My Lifelong Struggle With Feeling “Black” Enough

I have always felt comfortable with my skin color—my blackness, and comfortable in my identity. Comfortable as an African American. Comfortable as a black American. But I have never felt an overwhelming sense of belonging to my community. That seems really silly when I read it back to myself because I certainly don’t feel akin to any other racial group. But for much of my life, just comfortable is all I’ve been.

Pride? Joy? Happiness? Of course I have those feelings about myself and about being black. I love it. I love my people. I love me. And despite this country’s insistent genocide against us, we winnin’. But truly feeling like I belong, I’ve never had a strong sense of that. To be frank I’m not even sure I know what it  means to belong in this sense. I am inherently part of many communities that I don’t necessarily feel I belong to, so maybe the issue is just that I have an outsider complex, I don’t know. But in terms of my identity as black, I KNOW I belong on account of my ancestry, my skin color, the culture I grew up in, and society’s gaze of the black individual that I most certainly feel and am aware of. But I don’t know how “black” I feel when it comes to the perception and opinions of other black people. Thinking about this, at 26,  I’m reminded about how I’ve always had feelings of being on the outside looking in when it comes to my people and my culture. And to think those thoughts, I feel guilt. Because to worry if I am “black” enough, or if I fit in with black culture, minimizes it and dismisses a large portion of the black experience.

Many times as a child I was called “white washed”. I was asked why I talked a certain way—white or why I dressed a certain way.

The truth is, there is no one way to be black or to act black. What does that mean to act black because blackness is everything. But despite knowing this as a fact I can’t help to feel (still as an adult) that in some ways I am not doing my people justice. I don’t feel woke enough, and I’m constantly reminded of my childhood and adolescent school days of never having a seat at the “in” table among the black crowd.

Many times as a child I was called “white washed”. I was asked why I talked a certain way—white or why I dressed a certain way. Of course I didn’t have a response. I talk the way I talk; it’s the only way I know how. But those questions have always made me feel different.
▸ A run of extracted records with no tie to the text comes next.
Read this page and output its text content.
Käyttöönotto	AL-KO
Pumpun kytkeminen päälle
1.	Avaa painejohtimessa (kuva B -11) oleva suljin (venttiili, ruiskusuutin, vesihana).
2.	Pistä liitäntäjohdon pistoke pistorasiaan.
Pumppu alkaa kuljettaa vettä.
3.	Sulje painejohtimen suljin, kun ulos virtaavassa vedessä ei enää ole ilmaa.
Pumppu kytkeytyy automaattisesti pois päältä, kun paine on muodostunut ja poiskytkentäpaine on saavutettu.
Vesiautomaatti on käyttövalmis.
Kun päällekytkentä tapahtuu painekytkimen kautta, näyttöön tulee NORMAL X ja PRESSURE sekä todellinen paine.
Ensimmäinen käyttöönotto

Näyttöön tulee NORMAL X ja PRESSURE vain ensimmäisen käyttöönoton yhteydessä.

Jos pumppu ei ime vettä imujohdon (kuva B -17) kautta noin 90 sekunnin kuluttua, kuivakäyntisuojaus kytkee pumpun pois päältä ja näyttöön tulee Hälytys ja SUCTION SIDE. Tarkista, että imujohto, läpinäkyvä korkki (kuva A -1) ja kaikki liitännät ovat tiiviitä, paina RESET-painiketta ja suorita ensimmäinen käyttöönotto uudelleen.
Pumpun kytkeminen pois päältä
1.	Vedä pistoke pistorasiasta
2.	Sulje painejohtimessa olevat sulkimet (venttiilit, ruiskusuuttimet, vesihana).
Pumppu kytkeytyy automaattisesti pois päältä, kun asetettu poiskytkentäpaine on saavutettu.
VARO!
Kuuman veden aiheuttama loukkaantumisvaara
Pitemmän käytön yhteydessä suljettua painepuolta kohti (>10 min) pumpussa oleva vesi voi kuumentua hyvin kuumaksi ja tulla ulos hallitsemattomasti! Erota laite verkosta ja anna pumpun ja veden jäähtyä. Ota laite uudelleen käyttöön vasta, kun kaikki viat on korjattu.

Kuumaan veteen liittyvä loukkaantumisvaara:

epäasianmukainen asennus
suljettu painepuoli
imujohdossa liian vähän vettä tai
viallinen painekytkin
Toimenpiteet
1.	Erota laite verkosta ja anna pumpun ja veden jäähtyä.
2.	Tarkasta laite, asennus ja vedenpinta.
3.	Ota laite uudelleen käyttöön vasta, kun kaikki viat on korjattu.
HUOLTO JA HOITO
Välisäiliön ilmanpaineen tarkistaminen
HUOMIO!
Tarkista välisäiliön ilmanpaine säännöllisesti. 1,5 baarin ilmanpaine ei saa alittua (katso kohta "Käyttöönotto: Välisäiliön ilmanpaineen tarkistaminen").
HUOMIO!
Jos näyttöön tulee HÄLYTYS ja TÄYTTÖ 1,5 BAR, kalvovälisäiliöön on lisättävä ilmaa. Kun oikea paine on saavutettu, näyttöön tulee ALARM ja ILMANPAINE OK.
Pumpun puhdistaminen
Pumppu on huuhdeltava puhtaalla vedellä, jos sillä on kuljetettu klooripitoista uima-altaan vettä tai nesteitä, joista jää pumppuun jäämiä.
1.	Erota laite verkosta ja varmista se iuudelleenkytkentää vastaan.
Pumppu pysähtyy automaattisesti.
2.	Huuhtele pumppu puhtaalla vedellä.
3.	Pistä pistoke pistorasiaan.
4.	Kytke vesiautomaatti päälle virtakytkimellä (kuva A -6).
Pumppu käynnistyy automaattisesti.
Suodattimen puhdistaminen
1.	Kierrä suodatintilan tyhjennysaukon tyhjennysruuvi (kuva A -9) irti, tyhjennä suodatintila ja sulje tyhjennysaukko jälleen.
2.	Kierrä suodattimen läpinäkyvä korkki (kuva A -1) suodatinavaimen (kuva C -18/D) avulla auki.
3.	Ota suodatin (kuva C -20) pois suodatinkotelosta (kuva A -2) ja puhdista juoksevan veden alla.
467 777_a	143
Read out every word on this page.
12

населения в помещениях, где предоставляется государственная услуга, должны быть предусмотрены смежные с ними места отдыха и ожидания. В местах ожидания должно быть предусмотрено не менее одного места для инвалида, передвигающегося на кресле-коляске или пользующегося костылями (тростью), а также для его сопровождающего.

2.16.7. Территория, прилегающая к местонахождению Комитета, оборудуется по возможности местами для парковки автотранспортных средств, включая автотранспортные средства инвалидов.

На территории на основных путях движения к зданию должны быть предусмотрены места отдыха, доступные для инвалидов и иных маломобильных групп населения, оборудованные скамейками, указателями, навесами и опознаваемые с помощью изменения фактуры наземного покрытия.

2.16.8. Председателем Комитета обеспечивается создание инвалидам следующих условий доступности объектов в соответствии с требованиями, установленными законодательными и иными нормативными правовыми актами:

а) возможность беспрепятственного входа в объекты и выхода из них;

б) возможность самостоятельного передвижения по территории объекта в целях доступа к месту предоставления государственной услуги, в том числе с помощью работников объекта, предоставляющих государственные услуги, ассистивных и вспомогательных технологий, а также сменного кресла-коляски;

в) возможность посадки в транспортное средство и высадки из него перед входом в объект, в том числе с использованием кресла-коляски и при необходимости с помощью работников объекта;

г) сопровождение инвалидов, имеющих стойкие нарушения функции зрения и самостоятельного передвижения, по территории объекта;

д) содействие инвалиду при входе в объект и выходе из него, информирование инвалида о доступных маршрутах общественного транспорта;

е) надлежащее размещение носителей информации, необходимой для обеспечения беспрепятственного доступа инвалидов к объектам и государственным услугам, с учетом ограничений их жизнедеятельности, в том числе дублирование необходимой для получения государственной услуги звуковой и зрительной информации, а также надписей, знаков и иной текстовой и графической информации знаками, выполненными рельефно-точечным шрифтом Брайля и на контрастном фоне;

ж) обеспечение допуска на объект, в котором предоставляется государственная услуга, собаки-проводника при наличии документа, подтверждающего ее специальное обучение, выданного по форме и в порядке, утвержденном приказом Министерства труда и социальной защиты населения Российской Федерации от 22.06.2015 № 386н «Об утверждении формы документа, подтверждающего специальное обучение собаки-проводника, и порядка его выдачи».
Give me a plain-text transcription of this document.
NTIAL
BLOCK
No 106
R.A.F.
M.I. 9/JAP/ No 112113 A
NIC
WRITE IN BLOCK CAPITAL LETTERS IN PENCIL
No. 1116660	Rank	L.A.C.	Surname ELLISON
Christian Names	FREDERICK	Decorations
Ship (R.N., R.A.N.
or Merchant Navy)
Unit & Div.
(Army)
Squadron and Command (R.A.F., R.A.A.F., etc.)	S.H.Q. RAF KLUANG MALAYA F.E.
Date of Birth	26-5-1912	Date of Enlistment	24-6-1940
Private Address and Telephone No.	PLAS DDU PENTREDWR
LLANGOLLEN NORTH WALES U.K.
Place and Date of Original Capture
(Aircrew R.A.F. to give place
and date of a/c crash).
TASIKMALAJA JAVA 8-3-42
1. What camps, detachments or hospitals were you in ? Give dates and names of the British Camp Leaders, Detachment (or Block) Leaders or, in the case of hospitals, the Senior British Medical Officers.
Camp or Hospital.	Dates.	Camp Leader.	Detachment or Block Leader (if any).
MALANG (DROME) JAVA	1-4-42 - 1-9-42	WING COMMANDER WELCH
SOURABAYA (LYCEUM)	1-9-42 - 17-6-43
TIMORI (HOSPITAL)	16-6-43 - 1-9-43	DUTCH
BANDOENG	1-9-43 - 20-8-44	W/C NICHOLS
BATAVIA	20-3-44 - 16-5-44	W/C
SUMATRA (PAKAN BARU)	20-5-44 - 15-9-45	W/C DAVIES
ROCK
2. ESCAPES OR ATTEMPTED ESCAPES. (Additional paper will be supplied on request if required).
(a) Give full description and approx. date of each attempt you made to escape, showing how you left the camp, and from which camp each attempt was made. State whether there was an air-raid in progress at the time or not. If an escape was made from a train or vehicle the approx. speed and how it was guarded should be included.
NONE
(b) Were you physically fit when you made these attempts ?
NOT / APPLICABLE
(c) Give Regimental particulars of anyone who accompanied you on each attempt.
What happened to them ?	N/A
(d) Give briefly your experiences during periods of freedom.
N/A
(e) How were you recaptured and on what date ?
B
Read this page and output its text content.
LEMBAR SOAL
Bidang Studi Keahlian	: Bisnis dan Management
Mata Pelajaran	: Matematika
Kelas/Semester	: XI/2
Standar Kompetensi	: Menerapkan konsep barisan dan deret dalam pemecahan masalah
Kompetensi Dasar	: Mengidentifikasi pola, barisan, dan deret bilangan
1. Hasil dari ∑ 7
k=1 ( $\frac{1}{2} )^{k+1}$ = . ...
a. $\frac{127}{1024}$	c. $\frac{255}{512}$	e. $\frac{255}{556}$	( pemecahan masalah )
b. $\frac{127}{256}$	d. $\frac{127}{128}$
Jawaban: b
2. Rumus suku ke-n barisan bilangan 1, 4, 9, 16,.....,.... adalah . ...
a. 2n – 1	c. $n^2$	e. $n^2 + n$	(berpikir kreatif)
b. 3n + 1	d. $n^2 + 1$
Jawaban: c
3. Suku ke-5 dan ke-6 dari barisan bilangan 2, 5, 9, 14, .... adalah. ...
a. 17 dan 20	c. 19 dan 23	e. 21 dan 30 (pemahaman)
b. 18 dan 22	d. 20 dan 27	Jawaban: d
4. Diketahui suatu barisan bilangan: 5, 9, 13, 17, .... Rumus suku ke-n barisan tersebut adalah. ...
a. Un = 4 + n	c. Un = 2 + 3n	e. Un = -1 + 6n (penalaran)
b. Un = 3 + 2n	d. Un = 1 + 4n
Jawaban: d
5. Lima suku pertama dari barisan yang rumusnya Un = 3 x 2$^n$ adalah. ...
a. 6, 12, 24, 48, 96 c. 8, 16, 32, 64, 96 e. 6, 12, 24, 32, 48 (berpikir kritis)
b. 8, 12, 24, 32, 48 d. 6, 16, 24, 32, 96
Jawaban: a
They made me aware that to other black people I stood out. As an adolescent I was very self-conscious about my blackness. I simply didn’t feel black enough or “down” enough. I never made friends with the cool black kids at school. I never joined BSU or any black clubs. I played basketball, but at a high school in Santa Monica, Ca where most of my teammates were white or nonblack. In college, I made black friends, but again, not any I would call the “cool” black people, and a part of me always wanted to be in that crowd.

My black friends and I didn’t join fraternities or sororities, or even any pro black or black uplifting clubs on campus. We were just—black. Most of us with similar experiences of having felt left out when it came to our people and our culture. Maybe our favorite music wasn’t rap and RnB. We listened to too much pop and rock and alternative or punk music. Our vocal inflections and speech patterns didn’t sound “black”. We hung out with a lot of nonblack people and had more of a diverse group of friends and close associates. And to this day, I’ve never been a part of a predominantly black group of friends. And I’ve often been the token black person in different scenarios, especially in classrooms.

I have moved on from the place of insecurity that I held onto in my youth about my identity. I’m aware that the labels and the name calling that teenagers threw around are hollow. I am proud of who I am and of my blackness. But I still can’t escape the feeling of being inadequate as a black person, and particularly as a black voice. I feel like as a writer, I have an obligation to be a black voice, yet, I fear my experience isn’t good enough or authentic enough to be that black voice.

I am black and I am a writer. I write poetry in which I attempt to work through emotions I can’t process without writing them down. I write about sports because I’m a passionate jock, and as I age I’m pushing myself creatively to write stories for film and television. The dilemma I face is what do I write as a black person. There are so many stories that should be told. Should I interweave the crisis of our genocide in my material? Should I ignore politics and create the black version of Friends?  Or how about the next Insecure or Dear White People. The point is, I want to write something culturally relevant. I want to write something that champions the black experience and something that gives black actors and actresses the opportunity to have positive leading roles that are authentic portrayals of our colorful and diverse lives.

But my anxiety sets in and I experience an overwhelming fear of not knowing how to write black characters. I worry if I’m in touch enough with the community and the problems we face. I don’t feel I got my ear on the streets in other words. So why not just write about my experience you ask. After all, every black experience is authentic. But my reluctance is feeling that as a black writer, writing black stories, it’s unacceptable to gloss over our past-like present state of circumstances. And I’m not sure I am the best for the job of addressing those issues the right way. This reluctance illustrates the crippling effect a sense of not belonging can have. Because if I don’t fit in, how can I do our plight and our experience justice, or even paint a realistic picture of the diversity of black lives making it relatable and acceptable to us. Because it’s not the opinion of whites or other nonblacks I care about, but the opinions and critiques of the black community.

So this is me. Black. African American. And oh by the way, transgender. And wondering how the hell to tell our story while in some ways feeling like an outsider.